Monday, 22 September 2014

Memories of Devon 1

Those of  of us who serve at the chalkboard have now been back at school for three weeks or so and thoughts have turned back to the joy that was the summer holidays. I spent a few days with my mother in Okehampton in Devon chasing up the family tree and this brought back many happy memories.
When I was between the ages of nothing and about 15 we holidayed every summer in a cottage adjacent to a working farm situated in rural central Devon. In my memory the sun always shone and the two weeks of bliss was an eternity of fun. How many eight year old boys today get to drive a tractor during harvest? I know my late father considered those two weeks to be the reason he worked so hard.
My father was an appalling cook. He was blessed with my mother who was a superb family cook so all was well when it came to domestic issues.
The one occasion, during the fortnight we would all, including members of the farm family and my Godfather's family (who often shared the cottage with us), head off the area around Brat Tor on Dartmoor. This tor is special as it has Widgery Cross on top of it. We used to call the area "Black Rock" in a Swallows and Amazons sort of name change.
There was a small river which had been dammed to provide swimming pools and always a climb to the top to touch the cross and wave to our parents far below. I still have no idea how we swam in  the cold of fresh Dartmoor stream water and did not catch our death of cold.
Before we had been there long we would be called for lunch and, of course, we would ambush the adults from a direction they were not expecting.
This was my father's moment. On a twin primus stove he would be doing a "cook out" (his name for it). This was very simple: In two frying pans there would be plenty of proper butcher's sausages, sizzling, spitting, occasionally banging and being generally harassed by Dad. Once cooked, these would be thrust into a folded piece of sliced white bread (probably "Wonderloaf or "Mother's Pride"), smeared with ketchup or brown sauce and wolfed down so fast that they made us pant at the heat. Never in my life since, have I been able to recreate the sheer joy at the taste of those sausages and their pulpy, bread blankets.
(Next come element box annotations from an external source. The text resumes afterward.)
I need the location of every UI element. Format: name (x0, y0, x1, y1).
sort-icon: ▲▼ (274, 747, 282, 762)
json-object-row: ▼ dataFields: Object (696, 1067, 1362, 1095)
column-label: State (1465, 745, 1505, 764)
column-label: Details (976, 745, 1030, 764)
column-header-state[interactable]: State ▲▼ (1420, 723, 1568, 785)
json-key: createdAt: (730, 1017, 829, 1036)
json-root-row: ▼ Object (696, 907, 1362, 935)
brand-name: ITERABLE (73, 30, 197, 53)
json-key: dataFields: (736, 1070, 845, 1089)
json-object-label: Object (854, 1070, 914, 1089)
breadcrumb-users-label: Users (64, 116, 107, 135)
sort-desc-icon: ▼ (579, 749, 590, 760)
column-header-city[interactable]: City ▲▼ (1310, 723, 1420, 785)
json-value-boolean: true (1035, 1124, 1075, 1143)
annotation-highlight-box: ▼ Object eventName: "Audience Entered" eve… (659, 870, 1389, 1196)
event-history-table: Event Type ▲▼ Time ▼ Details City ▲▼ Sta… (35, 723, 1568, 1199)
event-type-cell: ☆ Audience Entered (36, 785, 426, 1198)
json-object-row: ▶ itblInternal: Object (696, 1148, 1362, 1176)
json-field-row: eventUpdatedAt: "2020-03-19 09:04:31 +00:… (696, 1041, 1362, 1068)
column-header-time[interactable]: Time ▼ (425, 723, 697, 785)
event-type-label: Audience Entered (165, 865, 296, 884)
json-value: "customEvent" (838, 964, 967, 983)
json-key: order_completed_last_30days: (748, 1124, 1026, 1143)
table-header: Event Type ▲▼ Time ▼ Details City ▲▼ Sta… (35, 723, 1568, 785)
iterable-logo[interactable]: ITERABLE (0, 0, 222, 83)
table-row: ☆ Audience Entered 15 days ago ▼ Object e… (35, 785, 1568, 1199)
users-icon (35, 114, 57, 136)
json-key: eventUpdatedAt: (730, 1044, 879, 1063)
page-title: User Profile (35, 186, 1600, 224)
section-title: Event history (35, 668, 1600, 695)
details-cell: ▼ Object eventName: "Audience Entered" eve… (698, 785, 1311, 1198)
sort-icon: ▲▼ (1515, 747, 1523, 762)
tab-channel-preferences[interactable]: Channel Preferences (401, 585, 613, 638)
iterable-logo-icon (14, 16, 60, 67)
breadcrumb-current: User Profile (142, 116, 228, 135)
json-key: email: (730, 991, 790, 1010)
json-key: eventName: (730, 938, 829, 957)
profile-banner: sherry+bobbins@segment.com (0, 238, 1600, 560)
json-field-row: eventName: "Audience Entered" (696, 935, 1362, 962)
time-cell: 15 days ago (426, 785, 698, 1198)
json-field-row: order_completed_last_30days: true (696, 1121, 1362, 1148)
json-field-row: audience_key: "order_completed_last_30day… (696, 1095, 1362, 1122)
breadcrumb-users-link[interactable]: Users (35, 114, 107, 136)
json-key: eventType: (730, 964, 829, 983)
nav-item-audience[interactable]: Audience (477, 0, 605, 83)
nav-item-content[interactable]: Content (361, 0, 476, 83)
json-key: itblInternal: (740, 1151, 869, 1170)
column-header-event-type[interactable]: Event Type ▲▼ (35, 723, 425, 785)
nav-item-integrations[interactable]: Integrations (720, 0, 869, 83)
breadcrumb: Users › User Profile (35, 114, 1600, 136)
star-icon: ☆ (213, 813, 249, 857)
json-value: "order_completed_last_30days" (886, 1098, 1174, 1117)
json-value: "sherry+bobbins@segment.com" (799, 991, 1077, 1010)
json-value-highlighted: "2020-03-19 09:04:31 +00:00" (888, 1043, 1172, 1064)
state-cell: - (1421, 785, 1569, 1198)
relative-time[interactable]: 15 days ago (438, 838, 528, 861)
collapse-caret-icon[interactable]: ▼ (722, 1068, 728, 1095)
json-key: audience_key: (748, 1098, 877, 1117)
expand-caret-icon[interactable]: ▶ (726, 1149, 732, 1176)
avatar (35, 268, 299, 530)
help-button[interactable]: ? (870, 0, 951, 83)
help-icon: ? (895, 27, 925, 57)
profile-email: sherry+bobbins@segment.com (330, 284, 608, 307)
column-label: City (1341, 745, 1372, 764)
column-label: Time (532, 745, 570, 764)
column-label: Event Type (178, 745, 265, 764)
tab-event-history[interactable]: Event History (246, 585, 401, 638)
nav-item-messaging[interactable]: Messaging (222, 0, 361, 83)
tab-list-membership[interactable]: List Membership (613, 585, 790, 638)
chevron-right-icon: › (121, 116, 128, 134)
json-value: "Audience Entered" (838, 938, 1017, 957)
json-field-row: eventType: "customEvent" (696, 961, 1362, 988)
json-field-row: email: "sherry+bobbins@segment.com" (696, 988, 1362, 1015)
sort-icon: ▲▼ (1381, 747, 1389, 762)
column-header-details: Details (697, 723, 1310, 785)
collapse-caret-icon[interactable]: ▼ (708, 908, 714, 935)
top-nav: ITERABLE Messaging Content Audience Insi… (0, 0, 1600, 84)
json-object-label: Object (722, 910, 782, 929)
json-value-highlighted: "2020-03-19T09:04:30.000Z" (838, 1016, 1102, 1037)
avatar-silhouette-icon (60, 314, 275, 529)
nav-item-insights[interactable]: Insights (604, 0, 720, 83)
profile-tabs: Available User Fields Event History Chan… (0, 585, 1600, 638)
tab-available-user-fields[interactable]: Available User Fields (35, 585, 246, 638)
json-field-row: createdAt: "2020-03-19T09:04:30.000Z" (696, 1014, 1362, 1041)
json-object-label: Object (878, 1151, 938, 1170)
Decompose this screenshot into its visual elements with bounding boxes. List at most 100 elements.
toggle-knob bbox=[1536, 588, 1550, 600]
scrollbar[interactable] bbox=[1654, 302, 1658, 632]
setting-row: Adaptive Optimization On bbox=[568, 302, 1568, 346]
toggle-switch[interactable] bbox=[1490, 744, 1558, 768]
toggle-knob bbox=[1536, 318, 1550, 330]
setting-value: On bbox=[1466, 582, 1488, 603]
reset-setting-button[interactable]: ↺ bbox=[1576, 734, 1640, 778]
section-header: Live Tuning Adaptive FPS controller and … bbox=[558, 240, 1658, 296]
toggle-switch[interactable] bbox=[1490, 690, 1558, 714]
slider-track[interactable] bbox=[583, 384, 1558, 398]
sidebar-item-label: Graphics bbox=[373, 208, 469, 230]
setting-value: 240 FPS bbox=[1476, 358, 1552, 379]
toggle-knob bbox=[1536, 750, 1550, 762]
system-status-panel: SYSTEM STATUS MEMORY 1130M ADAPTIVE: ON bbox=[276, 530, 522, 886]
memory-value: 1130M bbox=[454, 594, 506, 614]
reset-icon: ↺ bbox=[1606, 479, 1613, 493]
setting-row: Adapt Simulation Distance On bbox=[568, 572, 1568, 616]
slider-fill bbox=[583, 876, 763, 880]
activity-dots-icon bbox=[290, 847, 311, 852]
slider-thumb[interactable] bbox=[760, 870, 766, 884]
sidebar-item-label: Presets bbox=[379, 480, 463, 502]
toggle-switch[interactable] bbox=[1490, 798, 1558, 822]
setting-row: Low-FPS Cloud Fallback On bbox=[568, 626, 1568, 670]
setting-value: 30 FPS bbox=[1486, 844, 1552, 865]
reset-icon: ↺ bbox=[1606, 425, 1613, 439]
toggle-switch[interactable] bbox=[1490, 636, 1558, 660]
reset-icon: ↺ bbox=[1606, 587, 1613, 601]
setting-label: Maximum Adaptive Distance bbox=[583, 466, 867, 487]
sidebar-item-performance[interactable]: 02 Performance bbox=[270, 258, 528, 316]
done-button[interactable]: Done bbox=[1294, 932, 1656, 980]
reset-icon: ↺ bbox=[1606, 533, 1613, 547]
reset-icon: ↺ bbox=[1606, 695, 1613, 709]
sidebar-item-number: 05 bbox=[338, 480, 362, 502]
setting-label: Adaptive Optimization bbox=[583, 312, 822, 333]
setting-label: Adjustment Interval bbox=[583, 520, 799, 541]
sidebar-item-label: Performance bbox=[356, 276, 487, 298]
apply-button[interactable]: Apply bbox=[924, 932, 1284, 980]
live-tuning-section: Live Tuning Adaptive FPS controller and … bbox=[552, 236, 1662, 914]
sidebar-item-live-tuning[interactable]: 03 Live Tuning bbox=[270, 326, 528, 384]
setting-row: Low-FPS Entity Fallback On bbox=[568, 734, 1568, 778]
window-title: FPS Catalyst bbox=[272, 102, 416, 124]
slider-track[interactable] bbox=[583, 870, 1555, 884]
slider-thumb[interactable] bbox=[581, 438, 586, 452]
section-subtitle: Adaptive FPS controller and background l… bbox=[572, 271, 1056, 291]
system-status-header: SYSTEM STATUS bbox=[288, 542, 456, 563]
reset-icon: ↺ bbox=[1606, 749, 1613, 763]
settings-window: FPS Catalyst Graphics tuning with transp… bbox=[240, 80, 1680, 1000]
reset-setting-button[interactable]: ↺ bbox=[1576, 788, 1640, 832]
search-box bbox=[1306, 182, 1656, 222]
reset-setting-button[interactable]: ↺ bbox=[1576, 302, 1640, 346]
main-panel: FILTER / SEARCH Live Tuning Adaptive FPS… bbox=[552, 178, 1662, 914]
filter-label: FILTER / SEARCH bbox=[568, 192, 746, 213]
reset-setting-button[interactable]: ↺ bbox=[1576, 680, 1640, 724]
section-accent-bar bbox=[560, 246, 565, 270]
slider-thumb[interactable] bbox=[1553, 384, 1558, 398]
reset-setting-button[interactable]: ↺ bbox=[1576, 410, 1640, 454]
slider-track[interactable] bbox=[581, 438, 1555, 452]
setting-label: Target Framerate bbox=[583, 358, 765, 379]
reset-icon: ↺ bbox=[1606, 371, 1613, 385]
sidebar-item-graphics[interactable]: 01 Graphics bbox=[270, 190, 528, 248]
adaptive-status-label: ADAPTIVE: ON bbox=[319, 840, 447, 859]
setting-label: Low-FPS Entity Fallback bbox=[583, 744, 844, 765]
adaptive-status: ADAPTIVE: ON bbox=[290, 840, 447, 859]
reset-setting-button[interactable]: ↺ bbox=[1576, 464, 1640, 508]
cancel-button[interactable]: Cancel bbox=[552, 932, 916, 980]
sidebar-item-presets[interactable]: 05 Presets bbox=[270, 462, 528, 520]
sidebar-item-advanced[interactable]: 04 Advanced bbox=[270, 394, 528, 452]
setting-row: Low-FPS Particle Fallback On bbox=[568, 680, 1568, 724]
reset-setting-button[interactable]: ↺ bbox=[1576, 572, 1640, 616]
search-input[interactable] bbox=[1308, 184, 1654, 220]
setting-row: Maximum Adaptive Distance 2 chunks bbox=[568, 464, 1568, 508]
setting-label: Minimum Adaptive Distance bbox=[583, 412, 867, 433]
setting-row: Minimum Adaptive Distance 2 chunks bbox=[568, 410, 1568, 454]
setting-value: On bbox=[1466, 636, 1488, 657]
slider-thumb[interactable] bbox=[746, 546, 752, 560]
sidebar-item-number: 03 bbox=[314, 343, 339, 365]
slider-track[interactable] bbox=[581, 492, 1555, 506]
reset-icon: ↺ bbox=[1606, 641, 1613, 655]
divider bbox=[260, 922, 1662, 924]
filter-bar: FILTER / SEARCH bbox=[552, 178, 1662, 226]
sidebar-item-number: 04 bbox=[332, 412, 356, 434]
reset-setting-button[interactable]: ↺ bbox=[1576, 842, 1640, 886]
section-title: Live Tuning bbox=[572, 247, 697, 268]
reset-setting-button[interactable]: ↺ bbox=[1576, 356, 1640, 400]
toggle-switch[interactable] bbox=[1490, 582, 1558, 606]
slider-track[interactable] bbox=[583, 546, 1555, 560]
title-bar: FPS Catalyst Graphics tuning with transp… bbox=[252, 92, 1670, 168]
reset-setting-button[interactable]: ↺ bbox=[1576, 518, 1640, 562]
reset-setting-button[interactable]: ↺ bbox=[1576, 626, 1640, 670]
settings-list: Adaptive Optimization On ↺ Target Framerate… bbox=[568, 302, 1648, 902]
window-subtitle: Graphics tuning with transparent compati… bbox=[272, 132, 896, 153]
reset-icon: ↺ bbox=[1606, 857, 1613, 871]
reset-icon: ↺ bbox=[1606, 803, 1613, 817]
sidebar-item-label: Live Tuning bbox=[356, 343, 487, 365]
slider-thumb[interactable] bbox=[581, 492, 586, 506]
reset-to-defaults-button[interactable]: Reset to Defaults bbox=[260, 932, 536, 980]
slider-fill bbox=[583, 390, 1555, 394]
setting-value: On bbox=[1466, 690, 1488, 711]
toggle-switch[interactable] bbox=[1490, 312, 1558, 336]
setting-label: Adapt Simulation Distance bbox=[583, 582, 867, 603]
My parents retired to Devon some 27 years ago. A few years before he died, my father was able to take my niece and nephew up on to the Moor for a Cook Out, on the same old primus stove, with sausages from the same butcher. I think of those days in the sun often, and they make me smile with happy memories tinged with the fact that I miss my Dad, but I still can't work out how I ever swam in a Dartmoor river and survived.